VTE is the third leading cause of maternal death in the UK1. In our unit, risk of VTE is assessed using a scoresheet based on RCOG guidelines2, and low molecular weight heparin (LMWH) prescribed according to risk. A recent case of VTE associated with incorrect scoring prompted this audit into the system’s use.

This was a prospective audit, over a 2 week period in October 2012. Spot cheques, carried out on the Postnatal ward, assessed how many women had a completed score sheet, the accuracy of their scores, and identified factors contributing to inaccuracies. When the score indicated a need for LMWH, prescriptions were evaluated.

60 sets of notes were reviewed: 24 women had vaginal deliveries (SVD), 24 delivered by Caesarean section (CS) and 10 had instrumental deliveries (ID).

Only 43 [72%] women had a completed scoresheet: 60% of IDs, 96% of CS, 50% of SVDs. Of these, 74% were scored correctly: 2 were given the wrong LMWH dose. Of the women with incorrect scores, 4 prescribing errors were identified. 2 women without completed scoresheets required LMWH. All 8 prescribing errors were corrected

The audit showed three main types of scoring error: clinical subjectivity, administrative and human factor.

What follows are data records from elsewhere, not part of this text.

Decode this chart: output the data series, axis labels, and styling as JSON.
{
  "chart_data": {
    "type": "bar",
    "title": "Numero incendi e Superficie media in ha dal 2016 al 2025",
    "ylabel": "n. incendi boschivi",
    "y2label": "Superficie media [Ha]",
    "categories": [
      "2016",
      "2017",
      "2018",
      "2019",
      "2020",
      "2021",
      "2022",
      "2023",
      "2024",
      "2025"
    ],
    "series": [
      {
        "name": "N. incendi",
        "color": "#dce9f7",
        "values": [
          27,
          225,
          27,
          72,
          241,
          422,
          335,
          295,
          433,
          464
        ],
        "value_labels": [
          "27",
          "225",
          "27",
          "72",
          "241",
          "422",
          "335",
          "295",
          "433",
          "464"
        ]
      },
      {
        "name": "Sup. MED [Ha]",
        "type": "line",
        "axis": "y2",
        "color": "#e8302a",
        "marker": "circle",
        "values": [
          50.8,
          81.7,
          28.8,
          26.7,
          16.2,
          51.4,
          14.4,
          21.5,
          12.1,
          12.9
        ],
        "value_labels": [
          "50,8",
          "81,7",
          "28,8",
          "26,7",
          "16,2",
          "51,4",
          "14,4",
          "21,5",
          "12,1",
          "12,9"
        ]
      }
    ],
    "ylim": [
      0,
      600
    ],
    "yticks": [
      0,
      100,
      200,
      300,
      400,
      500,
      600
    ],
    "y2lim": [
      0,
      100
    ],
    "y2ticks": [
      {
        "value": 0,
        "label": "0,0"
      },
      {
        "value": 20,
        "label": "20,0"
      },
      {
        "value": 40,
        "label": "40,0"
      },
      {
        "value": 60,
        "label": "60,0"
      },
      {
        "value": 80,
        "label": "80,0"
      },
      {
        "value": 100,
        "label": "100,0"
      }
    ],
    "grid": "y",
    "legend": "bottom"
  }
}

More work is required to encourage staff to consider VTE risk assessment a vital part of a woman’s care. The scoresheet should be included in the delivery notes and become a compulsory part of patient handover. Its use will be reaudited.

References

  1. Centre for maternal and child enquiries. Saving Mothers’ Lives: Reviewing Maternal Deaths to Make Motherhood Safer, 2006–2008. The Eighth Report of the Confidential Enquiries into Maternal Deaths in the United Kingdom. London: CMACE March 2011.

  2. Royal College of Obstetricians and Gynaecologists. Green top Guideline No.37a: Reducing the risk of Thrombosis and Embolism during Pregnancy and the Puerperium. November 2009.